Lizard Island, Qld, is a popular spot for babymoons.
Lizard Island, Qld, is a popular spot for babymoons. 

Here are five top tips for travelling while pregnant:

• Check with your doctor before booking a holiday. During my second trimester, I was diagnosed with a life-threatening pregnancy complication. You guessed it: grounded.

• If you can afford it, choose flying over driving. (And shorter flights are preferable.) Sitting in the same position for hours on end can be uncomfortable. Secure written permission from your doctor before boarding, just in case.

• Go to smartraveller.gov.au if you're visiting a developing country. Make sure you get the required immunisations, except for those that haven't been tested on pregnant women. Avoid Zika hotspots, including Samoa and Tonga. (Believe it or not, resorts in Mexico and Jamaica are still offering babymoon packages.)

• Before flying, invest in DVT socks and a lumbar pillow. If driving, wear the seatbelt under the lump on your lap: a jolt could separate the placenta from your uterus.
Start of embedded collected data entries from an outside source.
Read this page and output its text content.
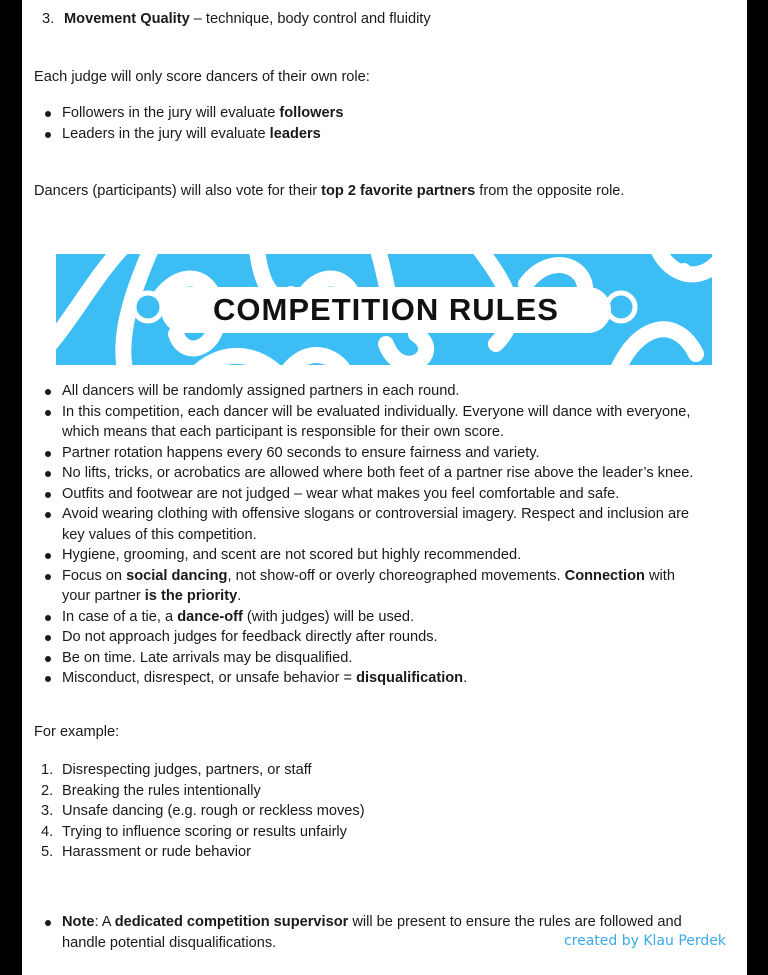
3. Movement Quality – technique, body control and fluidity

Each judge will only score dancers of their own role:

Followers in the jury will evaluate followers
Leaders in the jury will evaluate leaders

Dancers (participants) will also vote for their top 2 favorite partners from the opposite role.

All dancers will be randomly assigned partners in each round.
In this competition, each dancer will be evaluated individually. Everyone will dance with everyone, which means that each participant is responsible for their own score.
Partner rotation happens every 60 seconds to ensure fairness and variety.
No lifts, tricks, or acrobatics are allowed where both feet of a partner rise above the leader’s knee.
Outfits and footwear are not judged – wear what makes you feel comfortable and safe.
Avoid wearing clothing with offensive slogans or controversial imagery. Respect and inclusion are key values of this competition.
Hygiene, grooming, and scent are not scored but highly recommended.
Focus on social dancing, not show-off or overly choreographed movements. Connection with your partner is the priority.
In case of a tie, a dance-off (with judges) will be used.
Do not approach judges for feedback directly after rounds.
Be on time. Late arrivals may be disqualified.
Misconduct, disrespect, or unsafe behavior = disqualification.

For example:

1. Disrespecting judges, partners, or staff
2. Breaking the rules intentionally
3. Unsafe dancing (e.g. rough or reckless moves)
4. Trying to influence scoring or results unfairly
5. Harassment or rude behavior
Note: A dedicated competition supervisor will be present to ensure the rules are followed and handle potential disqualifications.
COMPETITION RULES
created by Klau Perdek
Take frequent toilet breaks (not that you need to be told that!).

• Always carry a water bottle for rehydrating, and ack small snacks in your handbag to remain healthy. Plan your activities at a leisurely pace: rushing around can make you dizzy.


The most important advice is to return home in plenty of time. You don't want to go into labour a long way from home. After all, one in nine babies is born prematurely.

Last year, a woman holidaying in Australia's Whitsundays delivered her baby in a helicopter at 27 weeks, during an emergency transfer to Mackay Base Hospital. The poor love was later taken into neonatal intensive care.

"Check your travel policy because some may exclude covering you if you've had IVF or are having twins or triplets," according to Claudio Saita, deputy chief executive and executive director in Australia for Tokio Marine, underwriters for travel insurance.

"If you're travelling when you're more than 26 weeks pregnant, or have any pre-existing conditions, then it's advisable to seek specialty insurance to ensure you're covered."

During winter, weary bones yearn for warmth. The pick of the babymoon bunch is Australia's Lizard Island: mocktails, chocolate-dipped strawberries, sunset cruise, massage, gourmet picnic and degustation dining. Sigh. (Might pop a pillow under my top and try to sneak in ...)

Or, if you prefer cosy and country, try Peppers Manor House in Australia's New South Wales: pregnancy massage, organic facial, bathroom with a deep spa, breakfast with homemade bircher muesli.

Either way, enjoy the romance.

It's a wonderful opportunity to reconnect with each other.